The most infamous took place in the city of Nanjing in 1988, when a dispute between a campus security guard and two African students degenerated into a fistfight and ended with African students seeking refuge at their embassies after fleeing a mob that was shouting “Kill the black devils!”

Tensions within China’s black community rose again recently after police arrested about 30 African and Caribbean men in an anti-drug operation in Beijing on Sept. 22. Some witnesses accused China of racial profiling and claimed that some men were beaten. Beijing’s Public Security Bureau has denied race was a factor in the operation.
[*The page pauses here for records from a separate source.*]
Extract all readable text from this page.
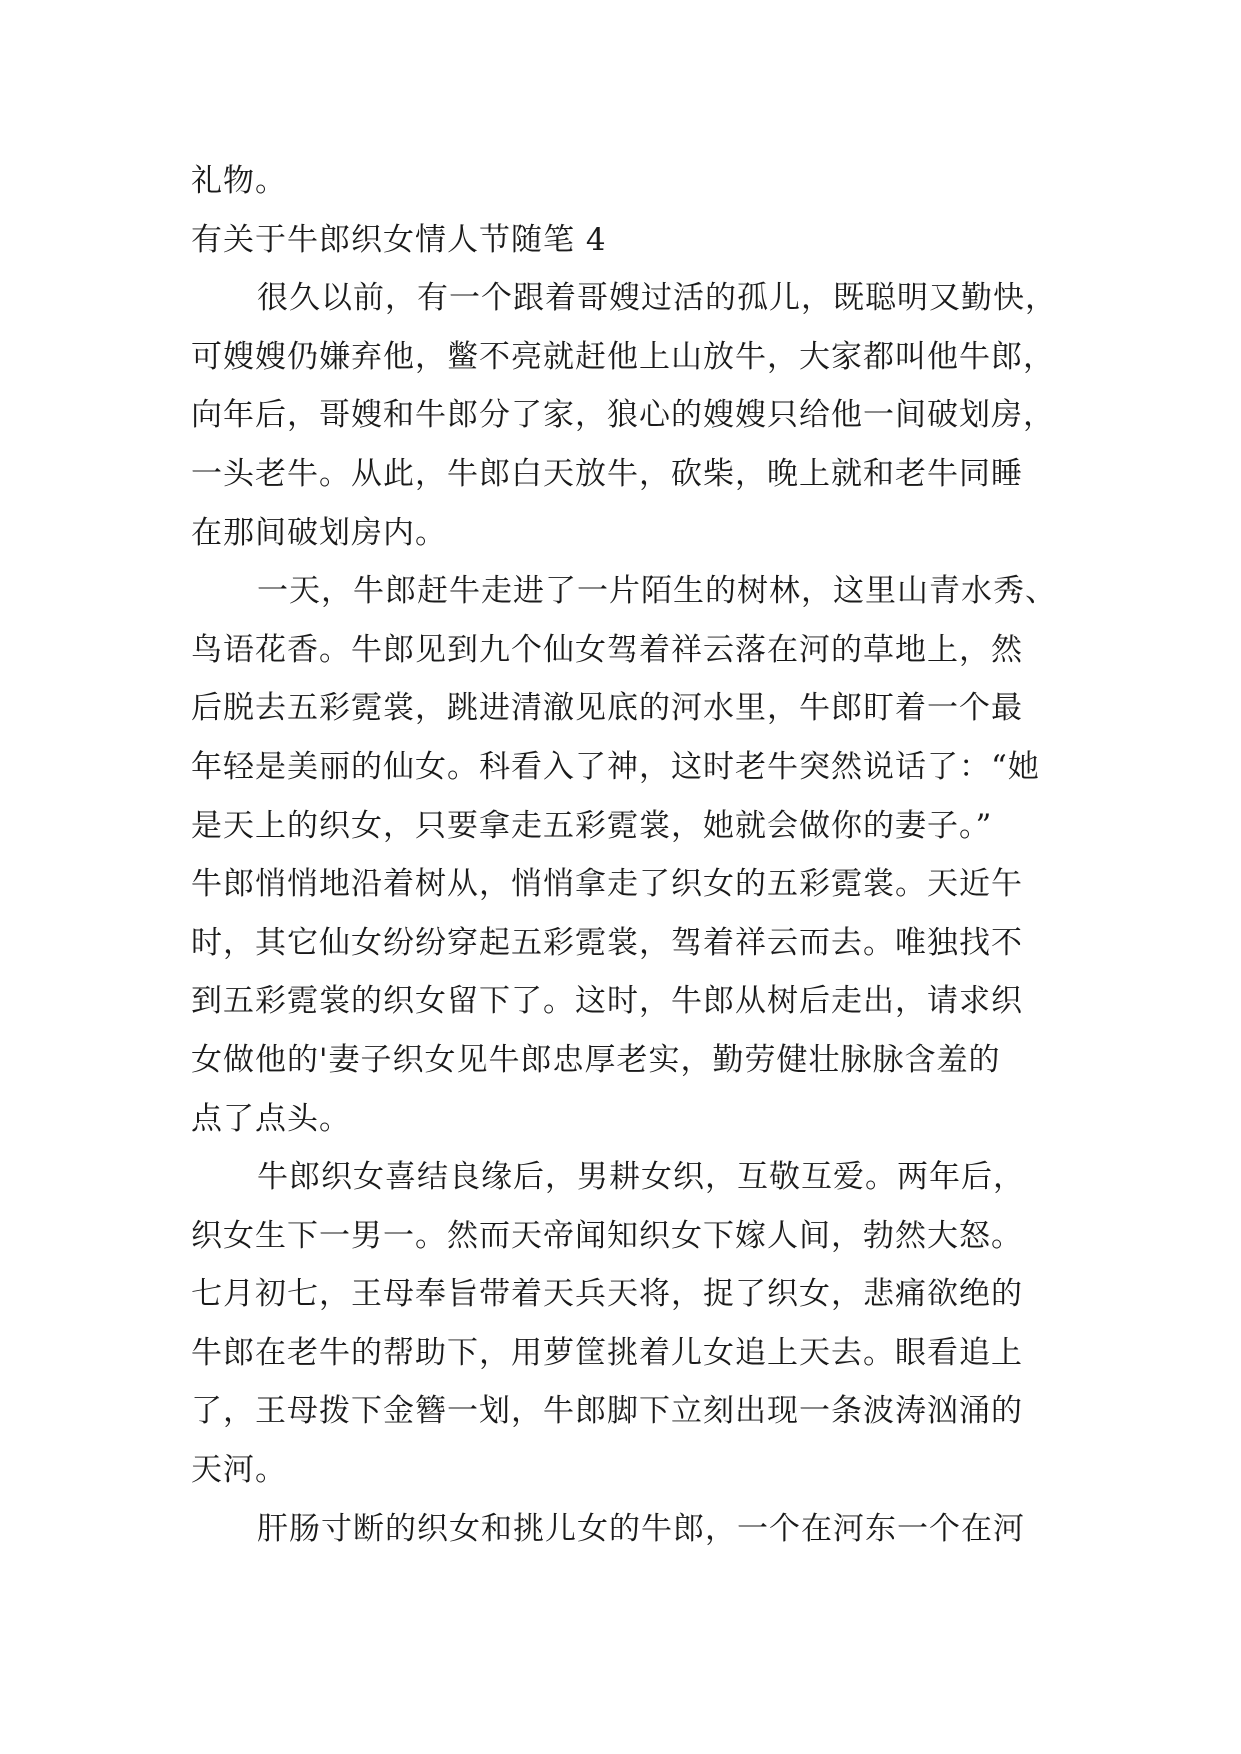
礼物。
有关于牛郎织女情人节随笔 4
很久以前，有一个跟着哥嫂过活的孤儿，既聪明又勤快，
可嫂嫂仍嫌弃他，鳖不亮就赶他上山放牛，大家都叫他牛郎，
向年后，哥嫂和牛郎分了家，狼心的嫂嫂只给他一间破划房，
一头老牛。从此，牛郎白天放牛，砍柴，晚上就和老牛同睡
在那间破划房内。
一天，牛郎赶牛走进了一片陌生的树林，这里山青水秀、
鸟语花香。牛郎见到九个仙女驾着祥云落在河的草地上，然
后脱去五彩霓裳，跳进清澈见底的河水里，牛郎盯着一个最
年轻是美丽的仙女。科看入了神，这时老牛突然说话了：“她
是天上的织女，只要拿走五彩霓裳，她就会做你的妻子。”
牛郎悄悄地沿着树从，悄悄拿走了织女的五彩霓裳。天近午
时，其它仙女纷纷穿起五彩霓裳，驾着祥云而去。唯独找不
到五彩霓裳的织女留下了。这时，牛郎从树后走出，请求织
女做他的'妻子织女见牛郎忠厚老实，勤劳健壮脉脉含羞的
点了点头。
牛郎织女喜结良缘后，男耕女织，互敬互爱。两年后，
织女生下一男一。然而天帝闻知织女下嫁人间，勃然大怒。
七月初七，王母奉旨带着天兵天将，捉了织女，悲痛欲绝的
牛郎在老牛的帮助下，用萝筐挑着儿女追上天去。眼看追上
了，王母拨下金簪一划，牛郎脚下立刻出现一条波涛汹涌的
天河。
肝肠寸断的织女和挑儿女的牛郎，一个在河东一个在河
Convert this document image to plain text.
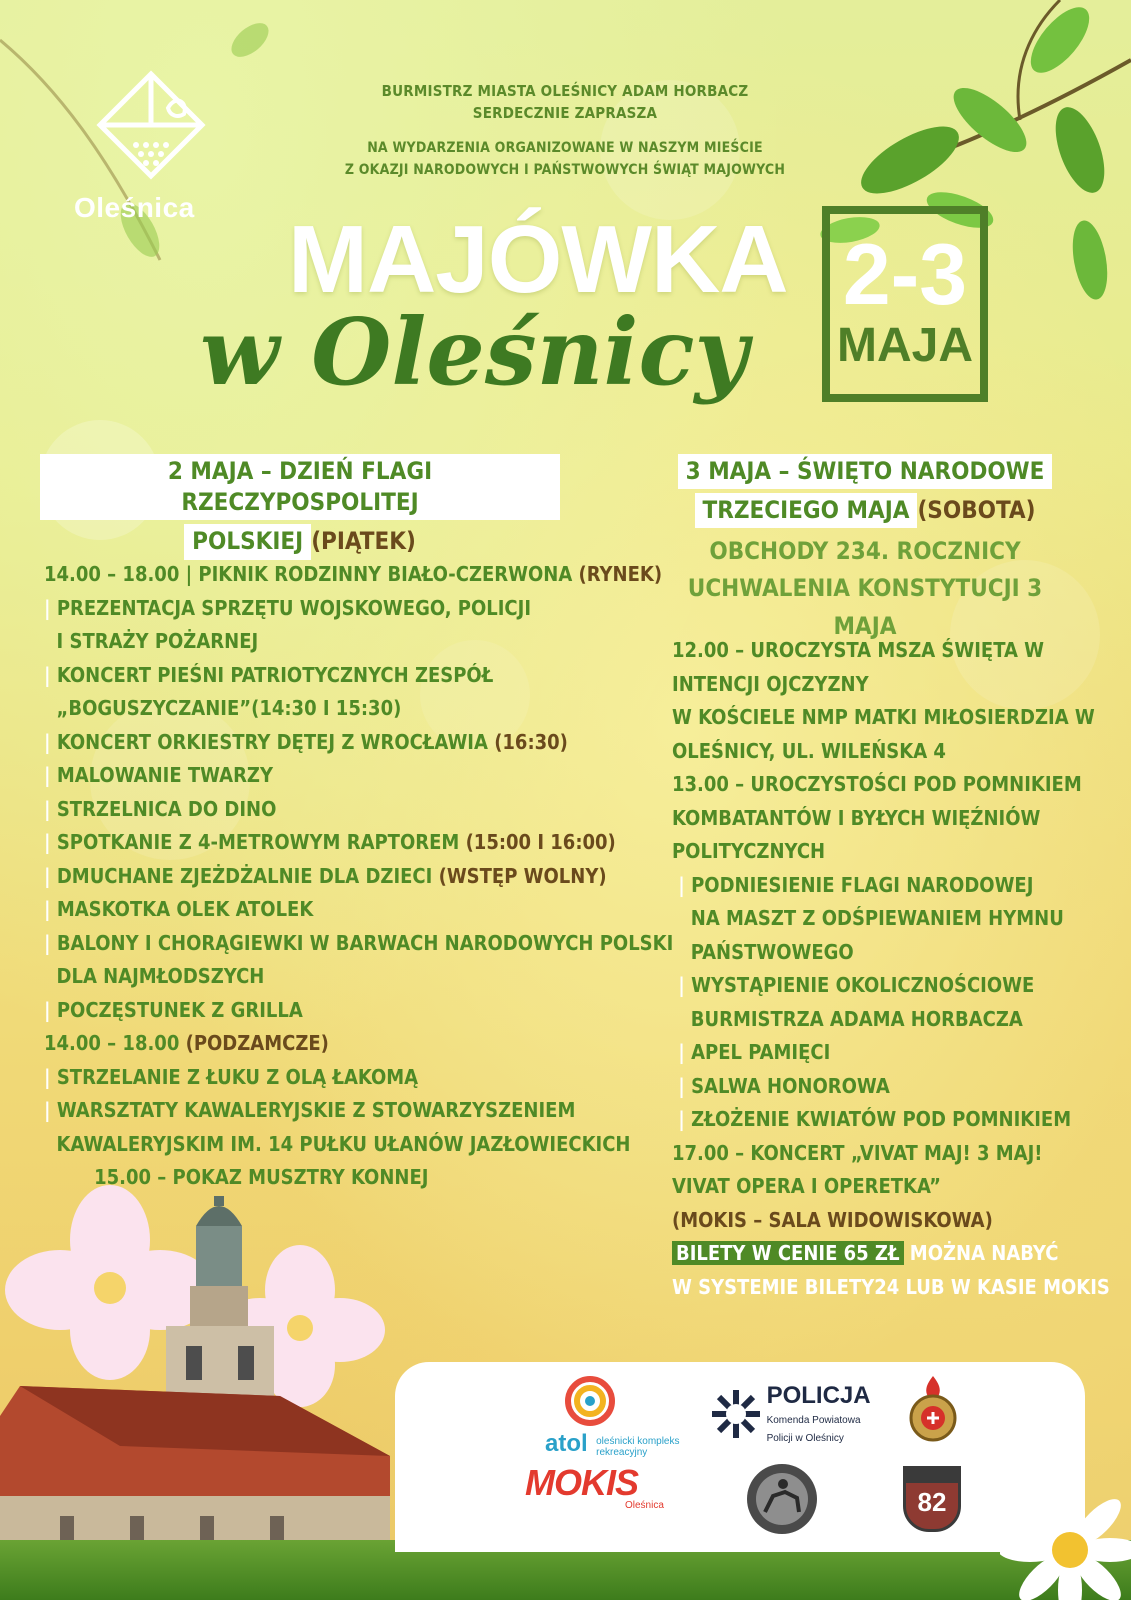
Oleśnica
BURMISTRZ MIASTA OLEŚNICY ADAM HORBACZ
SERDECZNIE ZAPRASZA
NA WYDARZENIA ORGANIZOWANE W NASZYM MIEŚCIE
Z OKAZJI NARODOWYCH I PAŃSTWOWYCH ŚWIĄT MAJOWYCH
MAJÓWKA
w Oleśnicy
2-3
MAJA
2 MAJA – DZIEŃ FLAGI RZECZYPOSPOLITEJ
POLSKIEJ (PIĄTEK)
3 MAJA – ŚWIĘTO NARODOWE
TRZECIEGO MAJA (SOBOTA)
OBCHODY 234. ROCZNICY
UCHWALENIA KONSTYTUCJI 3 MAJA
14.00 – 18.00 | PIKNIK RODZINNY BIAŁO-CZERWONA (RYNEK)
| PREZENTACJA SPRZĘTU WOJSKOWEGO, POLICJI
I STRAŻY POŻARNEJ
| KONCERT PIEŚNI PATRIOTYCZNYCH ZESPÓŁ
„BOGUSZYCZANIE”(14:30 I 15:30)
| KONCERT ORKIESTRY DĘTEJ Z WROCŁAWIA (16:30)
| MALOWANIE TWARZY
| STRZELNICA DO DINO
| SPOTKANIE Z 4-METROWYM RAPTOREM (15:00 I 16:00)
| DMUCHANE ZJEŻDŻALNIE DLA DZIECI (WSTĘP WOLNY)
| MASKOTKA OLEK ATOLEK
| BALONY I CHORĄGIEWKI W BARWACH NARODOWYCH POLSKI
DLA NAJMŁODSZYCH
| POCZĘSTUNEK Z GRILLA
14.00 – 18.00 (PODZAMCZE)
| STRZELANIE Z ŁUKU Z OLĄ ŁAKOMĄ
| WARSZTATY KAWALERYJSKIE Z STOWARZYSZENIEM
KAWALERYJSKIM IM. 14 PUŁKU UŁANÓW JAZŁOWIECKICH
15.00 – POKAZ MUSZTRY KONNEJ
12.00 – UROCZYSTA MSZA ŚWIĘTA W
INTENCJI OJCZYZNY
W KOŚCIELE NMP MATKI MIŁOSIERDZIA W
OLEŚNICY, UL. WILEŃSKA 4
13.00 – UROCZYSTOŚCI POD POMNIKIEM
KOMBATANTÓW I BYŁYCH WIĘŹNIÓW
POLITYCZNYCH
| PODNIESIENIE FLAGI NARODOWEJ
NA MASZT Z ODŚPIEWANIEM HYMNU
PAŃSTWOWEGO
| WYSTĄPIENIE OKOLICZNOŚCIOWE
BURMISTRZA ADAMA HORBACZA
| APEL PAMIĘCI
| SALWA HONOROWA
| ZŁOŻENIE KWIATÓW POD POMNIKIEM
17.00 – KONCERT „VIVAT MAJ! 3 MAJ!
VIVAT OPERA I OPERETKA”
(MOKIS – SALA WIDOWISKOWA)
BILETY W CENIE 65 ZŁ MOŻNA NABYĆ
W SYSTEMIE BILETY24 LUB W KASIE MOKIS
atol oleśnicki kompleks
rekreacyjny
POLICJA
Komenda Powiatowa
Policji w Oleśnicy
MOKIS
Oleśnica	82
In Yiwu, there was anger in the Iraqi community after an Iraqi man, Mostafa Ahmed Alazawi, was found dead in his rented home on March 30. His family wanted him to be buried in China and applied to the city for a piece of land. The city ruled that foreigners could not be buried in China, forcing the family to ship the body back to Iraq. The decision fueled outrage among the Iraqis. Through a friend, the family declined to be interviewed.

Anwar [an immigrant] said that despite the tensions he’s happier to be in China than elsewhere in the world.

“My brother lived in the Netherlands for nine years,” he said. “There, if you are a foreigner, you are below them. When he came to China, everything was different. Here, if you are a foreigner, you are treated better than Chinese.”